Cordless 125 mm brushless 18 V kits run US$220–320 once batteries and charger are counted, are battery-limited to roughly 30–60 minutes of cutting per 5 Ah pack, and are fully mobile. The cost-per-cut analysis depends on shift length: at less than 30 minutes of cutting per day, cordless wins on operator productivity; at more than 2 hours per day, corded wins on electricity plus consumable consistency. For context on the type of work the two formats actually do differently, the angle grinder vs demolition hammer piece walks through the overlap between 1,100–1,500 W rotary grinding and percussive chipping.
Use-Case Cost Snapshots for 2026 Buyers

Auto-repair and light fabrication shop, single 125 mm corded 1,400 W tool: bare-tool US$110, US$8 disc kit per month, electricity negligible — total first-year outlay roughly US$200 with US$100/year recurring. Construction site with mobile 18 V cordless kit, 125 mm brushless, two 5 Ah batteries, fast charger: kit US$250–320, plus US$60–110 battery replacement every 2–3 years, plus US$6–10/day in diamond and cutting discs. Foundry or heavy fabrication on 180–230 mm corded: bare-tool US$250–450, 2,000+ W motor, IP5X dust sealing, US$15–30/day in fettling grinder-class consumables [S2][S4].
DIY and home workshop: 115 mm corded brushed 800 W tools are the sweet spot at US$40–70, with the full abrasive and accessory ecosystem under US$100 to start. DIY-focused kits on Alibaba list entry-level 100–125 mm brushed corded kits in the US$15–35 wholesale band for bulk buyers [S3]. Pakistani retail in 2022 saw Black & Decker 570 W 100 mm small grinders in the Rs. 3,500–5,500 band (≈US$12–20 at the time), a useful reference for what 100 mm brushed entry-level tools have cost at retail in emerging markets.
Standards, Safety and Warranty Line Items
Industrial buyers should weight the standards footprint, not just the price. CE-marked 230 V tools must meet EN 60745-1 and EN 60745-2-3 (hand-held electric tools safety, particular requirements for grinders); UL-listed 120 V tools follow UL 60745-1 / UL 60745-2-3 in North America. A brushless motor with electronic brake and soft-start is not a marketing line — it is a restart-after-power-cut safety feature, and a grinder sold into the European market must demonstrate the no-restart behaviour under EN 60745-2-3. [S1]

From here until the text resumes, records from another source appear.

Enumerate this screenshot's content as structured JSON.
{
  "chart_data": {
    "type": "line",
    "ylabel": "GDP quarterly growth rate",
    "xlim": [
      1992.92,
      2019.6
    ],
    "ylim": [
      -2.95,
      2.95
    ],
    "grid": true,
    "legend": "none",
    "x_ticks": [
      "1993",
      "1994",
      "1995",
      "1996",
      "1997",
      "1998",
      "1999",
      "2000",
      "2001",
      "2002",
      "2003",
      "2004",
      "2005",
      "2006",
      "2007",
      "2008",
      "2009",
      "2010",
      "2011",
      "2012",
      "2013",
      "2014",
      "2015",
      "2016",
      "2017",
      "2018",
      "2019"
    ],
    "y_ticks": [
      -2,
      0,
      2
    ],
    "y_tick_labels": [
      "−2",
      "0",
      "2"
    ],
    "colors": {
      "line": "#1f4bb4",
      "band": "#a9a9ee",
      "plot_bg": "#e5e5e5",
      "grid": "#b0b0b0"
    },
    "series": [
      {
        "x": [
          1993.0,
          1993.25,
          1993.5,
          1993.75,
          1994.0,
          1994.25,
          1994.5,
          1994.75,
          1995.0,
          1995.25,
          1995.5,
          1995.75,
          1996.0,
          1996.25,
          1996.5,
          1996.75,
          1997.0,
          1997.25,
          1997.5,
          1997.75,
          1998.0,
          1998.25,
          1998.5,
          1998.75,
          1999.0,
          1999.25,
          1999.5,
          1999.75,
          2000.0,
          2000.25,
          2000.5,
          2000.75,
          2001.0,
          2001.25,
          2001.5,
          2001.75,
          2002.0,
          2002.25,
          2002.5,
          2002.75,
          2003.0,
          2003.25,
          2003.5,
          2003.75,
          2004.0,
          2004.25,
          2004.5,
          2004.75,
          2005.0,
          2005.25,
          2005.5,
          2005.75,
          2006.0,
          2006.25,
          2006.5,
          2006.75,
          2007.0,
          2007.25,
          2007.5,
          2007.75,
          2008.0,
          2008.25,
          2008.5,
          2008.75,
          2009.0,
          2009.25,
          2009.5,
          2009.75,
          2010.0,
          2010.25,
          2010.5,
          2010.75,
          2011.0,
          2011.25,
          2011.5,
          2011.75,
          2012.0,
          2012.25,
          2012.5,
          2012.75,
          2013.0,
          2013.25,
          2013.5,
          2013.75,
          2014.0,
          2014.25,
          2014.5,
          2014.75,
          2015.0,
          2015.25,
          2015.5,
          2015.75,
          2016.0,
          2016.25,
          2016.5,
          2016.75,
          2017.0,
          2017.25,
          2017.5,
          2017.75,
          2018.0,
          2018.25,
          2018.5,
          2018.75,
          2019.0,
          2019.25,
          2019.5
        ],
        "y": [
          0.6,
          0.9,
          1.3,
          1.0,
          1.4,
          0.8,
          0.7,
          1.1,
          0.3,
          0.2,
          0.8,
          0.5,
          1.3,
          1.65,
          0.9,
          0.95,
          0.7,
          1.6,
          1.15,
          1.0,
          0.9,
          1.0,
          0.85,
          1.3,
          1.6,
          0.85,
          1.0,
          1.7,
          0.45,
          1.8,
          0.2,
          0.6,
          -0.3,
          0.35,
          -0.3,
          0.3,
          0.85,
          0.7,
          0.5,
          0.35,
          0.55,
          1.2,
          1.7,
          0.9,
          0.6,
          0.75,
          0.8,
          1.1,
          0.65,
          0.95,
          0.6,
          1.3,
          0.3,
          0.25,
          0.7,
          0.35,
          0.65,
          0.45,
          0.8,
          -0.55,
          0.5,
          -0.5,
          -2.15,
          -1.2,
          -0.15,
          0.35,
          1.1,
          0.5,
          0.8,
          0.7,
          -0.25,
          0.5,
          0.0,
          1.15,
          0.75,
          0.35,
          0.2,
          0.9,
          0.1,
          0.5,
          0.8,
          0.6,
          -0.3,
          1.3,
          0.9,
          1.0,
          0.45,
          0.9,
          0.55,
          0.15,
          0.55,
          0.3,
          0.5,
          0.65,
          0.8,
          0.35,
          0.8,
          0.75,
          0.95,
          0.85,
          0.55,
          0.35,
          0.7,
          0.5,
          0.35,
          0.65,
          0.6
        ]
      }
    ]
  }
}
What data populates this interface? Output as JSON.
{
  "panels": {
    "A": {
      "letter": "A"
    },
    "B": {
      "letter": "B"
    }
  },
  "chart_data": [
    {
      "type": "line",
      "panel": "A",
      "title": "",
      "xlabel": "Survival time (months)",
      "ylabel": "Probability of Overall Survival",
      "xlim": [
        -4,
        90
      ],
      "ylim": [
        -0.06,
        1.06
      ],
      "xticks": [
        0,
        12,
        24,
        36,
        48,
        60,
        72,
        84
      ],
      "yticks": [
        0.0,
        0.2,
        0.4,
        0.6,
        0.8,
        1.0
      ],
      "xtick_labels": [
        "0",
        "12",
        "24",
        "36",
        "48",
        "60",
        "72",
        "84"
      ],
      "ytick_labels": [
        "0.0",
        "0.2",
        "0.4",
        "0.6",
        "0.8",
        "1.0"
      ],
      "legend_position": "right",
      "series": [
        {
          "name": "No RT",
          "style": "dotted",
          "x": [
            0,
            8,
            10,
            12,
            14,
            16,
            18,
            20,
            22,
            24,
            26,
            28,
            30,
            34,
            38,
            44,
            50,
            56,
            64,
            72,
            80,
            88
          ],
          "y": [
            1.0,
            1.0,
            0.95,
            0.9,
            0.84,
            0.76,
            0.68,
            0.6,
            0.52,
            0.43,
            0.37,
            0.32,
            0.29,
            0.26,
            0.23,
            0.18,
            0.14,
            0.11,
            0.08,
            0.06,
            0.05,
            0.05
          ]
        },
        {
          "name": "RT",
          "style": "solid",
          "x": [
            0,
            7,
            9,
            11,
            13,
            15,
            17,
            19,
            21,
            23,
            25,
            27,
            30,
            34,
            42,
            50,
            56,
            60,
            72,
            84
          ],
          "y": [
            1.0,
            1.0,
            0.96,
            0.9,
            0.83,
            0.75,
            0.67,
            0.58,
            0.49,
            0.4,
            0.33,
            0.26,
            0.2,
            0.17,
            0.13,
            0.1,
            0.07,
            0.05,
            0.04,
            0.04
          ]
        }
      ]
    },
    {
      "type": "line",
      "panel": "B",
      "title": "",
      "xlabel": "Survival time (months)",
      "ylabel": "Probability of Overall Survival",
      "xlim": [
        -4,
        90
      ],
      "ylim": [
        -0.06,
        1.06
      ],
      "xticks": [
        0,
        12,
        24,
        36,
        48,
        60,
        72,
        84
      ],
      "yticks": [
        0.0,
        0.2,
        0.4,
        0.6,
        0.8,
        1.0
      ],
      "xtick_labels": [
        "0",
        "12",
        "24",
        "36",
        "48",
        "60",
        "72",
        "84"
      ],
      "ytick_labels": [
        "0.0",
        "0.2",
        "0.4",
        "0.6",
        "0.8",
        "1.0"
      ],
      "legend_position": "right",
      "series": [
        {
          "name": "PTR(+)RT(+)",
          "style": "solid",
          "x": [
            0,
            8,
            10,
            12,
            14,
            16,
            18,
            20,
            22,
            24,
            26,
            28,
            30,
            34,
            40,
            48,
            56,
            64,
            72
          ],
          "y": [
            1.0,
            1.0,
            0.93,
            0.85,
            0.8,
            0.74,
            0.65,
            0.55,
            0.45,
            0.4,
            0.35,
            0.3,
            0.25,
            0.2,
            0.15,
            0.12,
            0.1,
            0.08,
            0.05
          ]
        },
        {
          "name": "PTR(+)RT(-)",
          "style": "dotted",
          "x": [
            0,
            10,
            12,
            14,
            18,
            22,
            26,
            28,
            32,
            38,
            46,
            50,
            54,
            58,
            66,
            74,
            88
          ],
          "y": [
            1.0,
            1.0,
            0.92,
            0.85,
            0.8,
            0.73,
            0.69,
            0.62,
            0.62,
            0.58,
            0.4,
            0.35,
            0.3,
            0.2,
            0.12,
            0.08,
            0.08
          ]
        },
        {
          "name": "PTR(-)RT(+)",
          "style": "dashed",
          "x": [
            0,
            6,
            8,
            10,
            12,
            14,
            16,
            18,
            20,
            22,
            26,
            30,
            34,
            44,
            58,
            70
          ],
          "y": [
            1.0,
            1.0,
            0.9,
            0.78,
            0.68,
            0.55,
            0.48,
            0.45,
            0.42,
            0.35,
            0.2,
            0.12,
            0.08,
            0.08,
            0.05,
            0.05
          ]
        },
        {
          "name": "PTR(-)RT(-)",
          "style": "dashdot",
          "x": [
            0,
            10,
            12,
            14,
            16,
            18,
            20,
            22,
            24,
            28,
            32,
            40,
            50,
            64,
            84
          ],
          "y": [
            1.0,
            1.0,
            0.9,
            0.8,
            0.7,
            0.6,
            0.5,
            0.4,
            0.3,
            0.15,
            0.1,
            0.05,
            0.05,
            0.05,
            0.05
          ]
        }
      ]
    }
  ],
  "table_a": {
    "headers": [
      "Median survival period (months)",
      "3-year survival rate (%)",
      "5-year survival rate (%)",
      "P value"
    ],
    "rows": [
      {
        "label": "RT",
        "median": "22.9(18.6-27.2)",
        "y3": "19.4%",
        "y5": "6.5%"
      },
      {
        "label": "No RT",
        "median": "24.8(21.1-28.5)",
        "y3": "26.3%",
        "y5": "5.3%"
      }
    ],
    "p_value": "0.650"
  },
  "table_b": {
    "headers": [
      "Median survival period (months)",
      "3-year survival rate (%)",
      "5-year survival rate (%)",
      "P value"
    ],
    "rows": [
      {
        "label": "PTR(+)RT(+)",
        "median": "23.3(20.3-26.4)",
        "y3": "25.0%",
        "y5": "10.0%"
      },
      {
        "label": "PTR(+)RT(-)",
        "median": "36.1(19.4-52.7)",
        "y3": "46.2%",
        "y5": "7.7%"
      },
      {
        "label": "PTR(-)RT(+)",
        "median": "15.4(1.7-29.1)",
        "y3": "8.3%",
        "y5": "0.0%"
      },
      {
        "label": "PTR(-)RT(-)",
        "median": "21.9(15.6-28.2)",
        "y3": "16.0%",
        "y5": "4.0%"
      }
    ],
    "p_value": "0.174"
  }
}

For a 2026 quote, the watch-points are: spindle thread (M10 for 100/115/125 mm, M14 for 150/180/230 mm — a wrong disc arbor is a US$15–40 re-ordering mistake), guard type (Type 27 cutting vs Type 27 grinding guards are not interchangeable, and many import shipments ship only with one), and whether the warranty covers the armature/motor (most pro brands offer 2–3 years, DIY brands 1 year). The angle grinder entry on SourceBySpec is the cross-reference for spindle, guard and disc-class spec ranges.
What to Track Over the Next Quarter

Two verifiable signals worth watching into Q3 2026: battery-pack pricing on 18 V 5 Ah Li-ion (a 10% drop moves cordless kit break-even by roughly 3 months), and the spread between M10 and M14 spindle-disc inventories in 115 mm and 125 mm formats — the 115 mm format has been gaining shelf space at DIY retailers in 2025–2026, and 125 mm disc pricing has firmed as a result [S3][S4].